Non, ce n’est pas seulement la responsabilité des voleurs qui viennent au fauteuil, ni des oligarchies, c’est la tiédeur de ceux qui ont le savoir, et sont séduits par l’égo , le racisme, le classicisme qu’ils expriment. L’ambition les séduit, le besoin de vouloir tout contrôler, d’être le centre d’attention. Le dégoût qu’ils éprouvent pour ceux qui sont différents, pour ceux qu’ils considèrent comme inférieurs parce qu’ils n’ont pas le même statut social, la même carte universitaire, la même couleur de peau, la même ethnie les emporte.

C’est en grande partie la responsabilité des masses vaniteuses qui se prennent pour le dernier verre d’eau dans le désert simplement parce qu’elles sont urbaines, ou parce qu’elles parlent une langue étrangère, ou parce qu’elles ont voyagé dans d’autres pays en vacances. Parce qu’elles croient avoir une capacité d’analyse supérieure qui est inutile car elles n’agissent pas car pour agir et sortir du confort des réseaux sociaux, il faut du courage et le courage n’est pas donné par l’ethnicité, ni statut social ou éducatif, encore moins la paresse et la maladresse.

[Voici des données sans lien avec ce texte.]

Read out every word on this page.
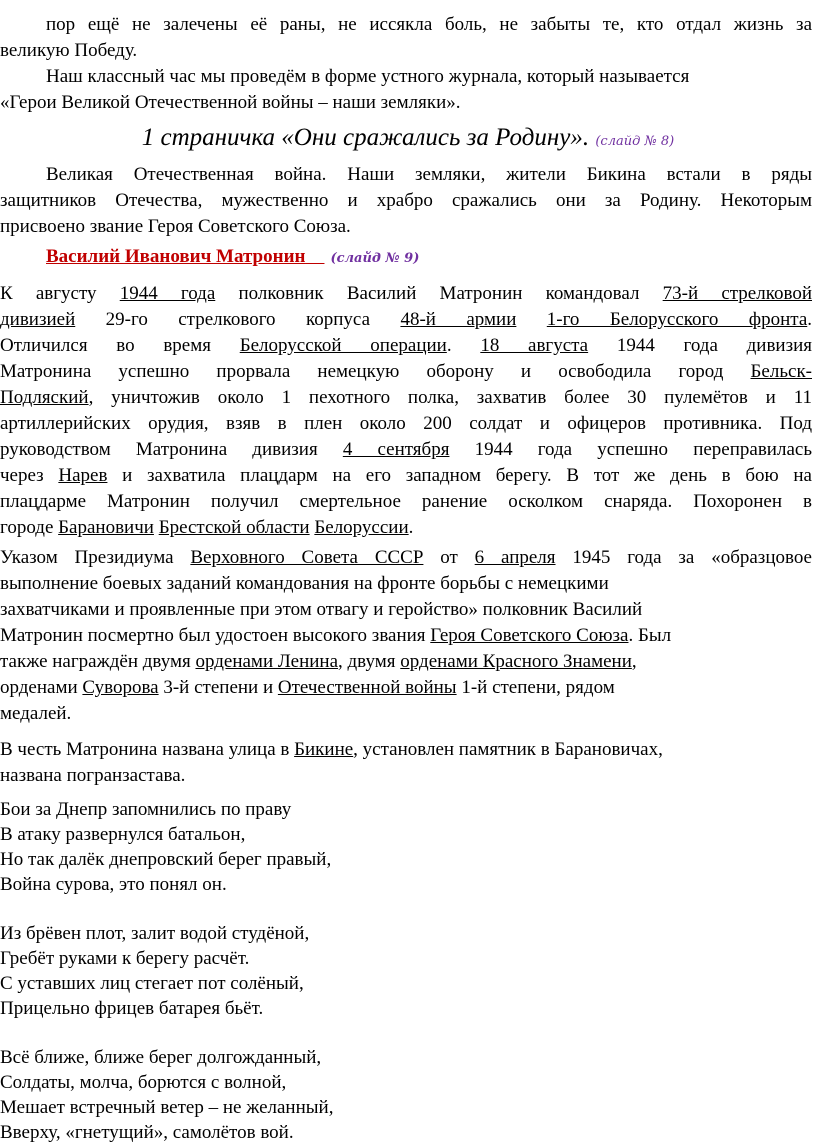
пор ещё не залечены её раны, не иссякла боль, не забыты те, кто отдал жизнь за
великую Победу.
Наш классный час мы проведём в форме устного журнала, который называется
«Герои Великой Отечественной войны – наши земляки».
1 страничка «Они сражались за Родину». (слайд № 8)
Великая Отечественная война. Наши земляки, жители Бикина встали в ряды
защитников Отечества, мужественно и храбро сражались они за Родину. Некоторым
присвоено звание Героя Советского Союза.
Василий Иванович Матронин (слайд № 9)
К августу 1944 года полковник Василий Матронин командовал 73-й стрелковой
дивизией 29-го стрелкового корпуса 48-й армии 1-го Белорусского фронта.
Отличился во время Белорусской операции. 18 августа 1944 года дивизия
Матронина успешно прорвала немецкую оборону и освободила город Бельск-
Подляский, уничтожив около 1 пехотного полка, захватив более 30 пулемётов и 11
артиллерийских орудия, взяв в плен около 200 солдат и офицеров противника. Под
руководством Матронина дивизия 4 сентября 1944 года успешно переправилась
через Нарев и захватила плацдарм на его западном берегу. В тот же день в бою на
плацдарме Матронин получил смертельное ранение осколком снаряда. Похоронен в
городе Барановичи Брестской области Белоруссии.
Указом Президиума Верховного Совета СССР от 6 апреля 1945 года за «образцовое
выполнение боевых заданий командования на фронте борьбы с немецкими
захватчиками и проявленные при этом отвагу и геройство» полковник Василий
Матронин посмертно был удостоен высокого звания Героя Советского Союза. Был
также награждён двумя орденами Ленина, двумя орденами Красного Знамени,
орденами Суворова 3-й степени и Отечественной войны 1-й степени, рядом
медалей.
В честь Матронина названа улица в Бикине, установлен памятник в Барановичах,
названа погранзастава.
Бои за Днепр запомнились по праву
В атаку развернулся батальон,
Но так далёк днепровский берег правый,
Война сурова, это понял он.
Из брёвен плот, залит водой студёной,
Гребёт руками к берегу расчёт.
С уставших лиц стегает пот солёный,
Прицельно фрицев батарея бьёт.
Всё ближе, ближе берег долгожданный,
Солдаты, молча, борются с волной,
Мешает встречный ветер – не желанный,
Вверху, «гнетущий», самолётов вой.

C’est le manque d’engagement de ceux qui peuvent tendre la main et décider de mettre le pied. Vous n’avez pas besoin d’être en position de puissance pour regarder l’autre dans les yeux et y mettre votre épaule. Ce qui se passe, c’est que nous nous croyons supérieurs, plongés dans des bulles, asservis à une misérable pensée qui ne nous permet pas de voir que les bras que nous avons sont pour nous aider et aider les autres. Parce que c’est bien de jeter la pierre et de cacher sa main. Parce que ceux qui mettent le sang, la faim, la poitrine, la fatigue et la vie sont toujours les mêmes, depuis des millénaires : les peuples originaires.

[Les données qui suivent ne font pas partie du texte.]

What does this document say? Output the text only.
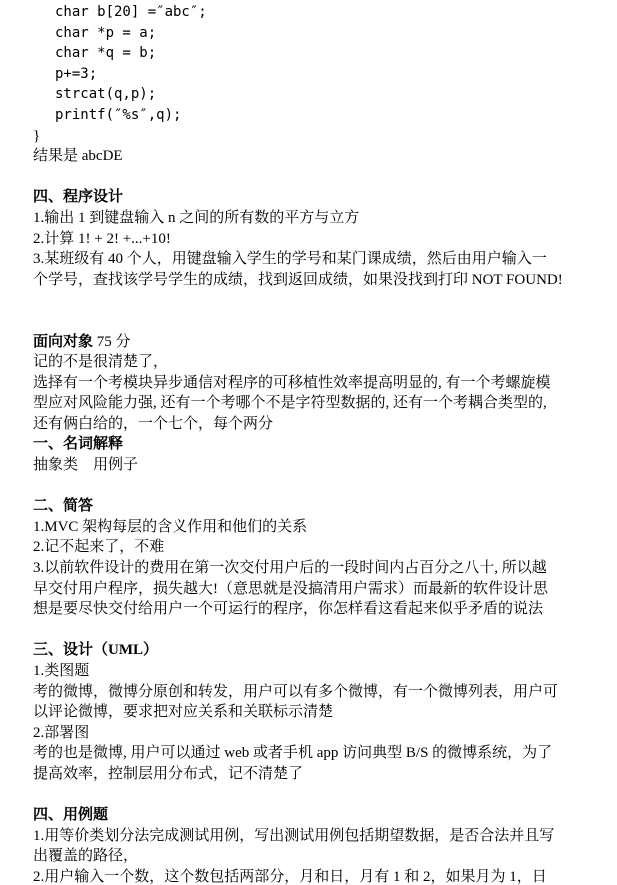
char b[20] =″abc″;
char *p = a;
char *q = b;
p+=3;
strcat(q,p);
printf(″%s″,q);
}
结果是 abcDE

四、程序设计
1.输出 1 到键盘输入 n 之间的所有数的平方与立方
2.计算 1! + 2! +...+10!
3.某班级有 40 个人，用键盘输入学生的学号和某门课成绩，然后由用户输入一
个学号，查找该学号学生的成绩，找到返回成绩，如果没找到打印 NOT FOUND!

面向对象 75 分
记的不是很清楚了，
选择有一个考模块异步通信对程序的可移植性效率提高明显的, 有一个考螺旋模
型应对风险能力强, 还有一个考哪个不是字符型数据的, 还有一个考耦合类型的,
还有俩白给的，一个七个，每个两分
一、名词解释
抽象类    用例子

二、简答
1.MVC 架构每层的含义作用和他们的关系
2.记不起来了，不难
3.以前软件设计的费用在第一次交付用户后的一段时间内占百分之八十, 所以越
早交付用户程序，损失越大!（意思就是没搞清用户需求）而最新的软件设计思
想是要尽快交付给用户一个可运行的程序，你怎样看这看起来似乎矛盾的说法

三、设计（UML）
1.类图题
考的微博，微博分原创和转发，用户可以有多个微博，有一个微博列表，用户可
以评论微博，要求把对应关系和关联标示清楚
2.部署图
考的也是微博, 用户可以通过 web 或者手机 app 访问典型 B/S 的微博系统，为了
提高效率，控制层用分布式，记不清楚了

四、用例题
1.用等价类划分法完成测试用例，写出测试用例包括期望数据，是否合法并且写
出覆盖的路径，
2.用户输入一个数，这个数包括两部分，月和日，月有 1 和 2，如果月为 1，日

Nous avons mortellement blessé le Guatemala nous tous qui avons pu faire quelque chose et avec le chilate [1] dans nos veines, nous nous sommes assis pour voir comment les autres préparent le linceul.


Ilka Oliva Corado * pour son blog Crónica de una inquilina

* Ilka Oliva Corado, Peintre, écrivain et poète. Ilka Oliva Corado est née à Comapa, Jutiapa, Guatemala, le 8 août 1979. Elle a obtenu son diplôme d’enseignante en éducation physique pour se consacrer plus tard à l’arbitrage de football professionnel. Elle a étudié la psychologie à l’Université de San Carlos au Guatemala, une carrière interrompue par sa décision d’émigrer aux États-Unis en 2003, un voyage qu’elle a fait en tant que femme sans papiers, traversant le désert de Sonora dans l’état d’Arizona. Elle est l’auteur de quinze livres : En savoir plus sur l’auteur. @ilkaolivacorado

Crónica de una inquilina. Guatemala, le 10 novembre 2020.